Structural and biochemical properties of L‐asparaginase

• Published in: The FEBS journal Vol. 288; no. 14; pp. 4183 - 4209
• Main Authors: Lubkowski, Jacek, Wlodawer, Alexander
• Format: Journal Article
• Language: English
• Published: Oxford Blackwell Publishing Ltd 01.07.2021
• Subjects: Acute lymphoblastic leukemia; Anticancer properties; antineoplastic agents; Antitumor agents; Archaea; Asparaginase; Asparagine; Aspartic acid; Biochemistry; Cancer; catalytic mechanism; childhood; Children; crystal structures; Divergence; double‐displacement reaction; E coli; Enzymes; Escherichia coli; Homology; Hydrolase; Leukemia; Lewis bases; Lymphatic leukemia; lymphocytic leukemia; l‐asparaginase; nonconventional catalysis; nucleophilic threonine; Structural models; structural properties; Substrate specificity; Substrates; Threonine
• ISSN: 1742-464X; 1742-4658; 1742-4658
• DOI: 10.1111/febs.16042

l‐Asparaginase (a hydrolase converting l‐asparagine to l‐aspartic acid) was the first enzyme to be used in clinical practice as an anticancer agent after its approval in 1978 as a component of a treatment protocol for childhood acute lymphoblastic leukemia. Structural and biochemical properties of l‐asparaginases have been extensively investigated during the last half‐century, providing an accurate structural description of the enzyme isolated from a variety of sources, as well as clarifying the mechanism of its activity. This review provides a critical assessment of the current state of knowledge of primarily structural, but also selected biochemical properties of ‘bacterial‐type’ l‐asparaginases from different organisms. The most extensively studied members of this enzyme family are l‐asparaginases highly homologous to one of the two enzymes from Escherichia coli (usually referred to as EcAI and EcAII). Members of this enzyme family, although often called bacterial‐type l‐asparaginases, have been also identified in such divergent organisms as archaea or eukarya. Over 100 structural models of l‐asparaginases have been deposited in the Protein Data Bank during the last 30 years. One of the prime achievements of structure‐centered approaches was the elucidation of the details of the mechanism of enzymatic action of this unique hydrolase that utilizes a side chain of threonine as the primary nucleophile.
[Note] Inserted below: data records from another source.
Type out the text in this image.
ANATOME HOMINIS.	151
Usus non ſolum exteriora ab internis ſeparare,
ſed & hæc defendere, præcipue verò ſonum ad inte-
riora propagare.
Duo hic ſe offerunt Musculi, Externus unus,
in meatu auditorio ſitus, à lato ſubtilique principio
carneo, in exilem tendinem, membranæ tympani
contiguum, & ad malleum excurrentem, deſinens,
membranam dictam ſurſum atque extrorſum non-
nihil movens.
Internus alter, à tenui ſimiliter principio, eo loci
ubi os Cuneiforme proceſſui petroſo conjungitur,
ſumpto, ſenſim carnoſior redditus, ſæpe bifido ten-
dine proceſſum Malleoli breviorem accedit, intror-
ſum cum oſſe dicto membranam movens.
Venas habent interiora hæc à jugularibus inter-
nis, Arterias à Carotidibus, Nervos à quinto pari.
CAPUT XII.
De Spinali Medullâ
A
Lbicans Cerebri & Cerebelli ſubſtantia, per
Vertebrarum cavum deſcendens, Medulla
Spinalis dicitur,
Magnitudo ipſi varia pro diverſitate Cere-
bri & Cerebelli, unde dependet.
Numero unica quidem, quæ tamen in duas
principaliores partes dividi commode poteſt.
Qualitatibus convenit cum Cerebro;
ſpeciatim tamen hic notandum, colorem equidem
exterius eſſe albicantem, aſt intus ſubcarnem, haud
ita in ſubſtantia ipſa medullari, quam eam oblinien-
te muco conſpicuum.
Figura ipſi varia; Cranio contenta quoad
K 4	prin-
The molecular basis of other important properties of these enzymes, such as their substrate specificity, is still being evaluated. Results of structural and mechanistic studies of l‐asparaginases are being utilized in efforts to improve the clinical properties of this important anticancer drug. l‐Asparaginase has been used for over 40 years as an anticancer drug. This predominantly homotetrameric enzyme (Escherichia coli asparaginase shown here) has been subject of extensive structural and biochemical studies, resulting in over 6000 publications listed in PubMed and 100 crystallographic models submitted to the Protein Data Bank. Structural and mechanistic properties of l‐asparaginases are discussed in this review.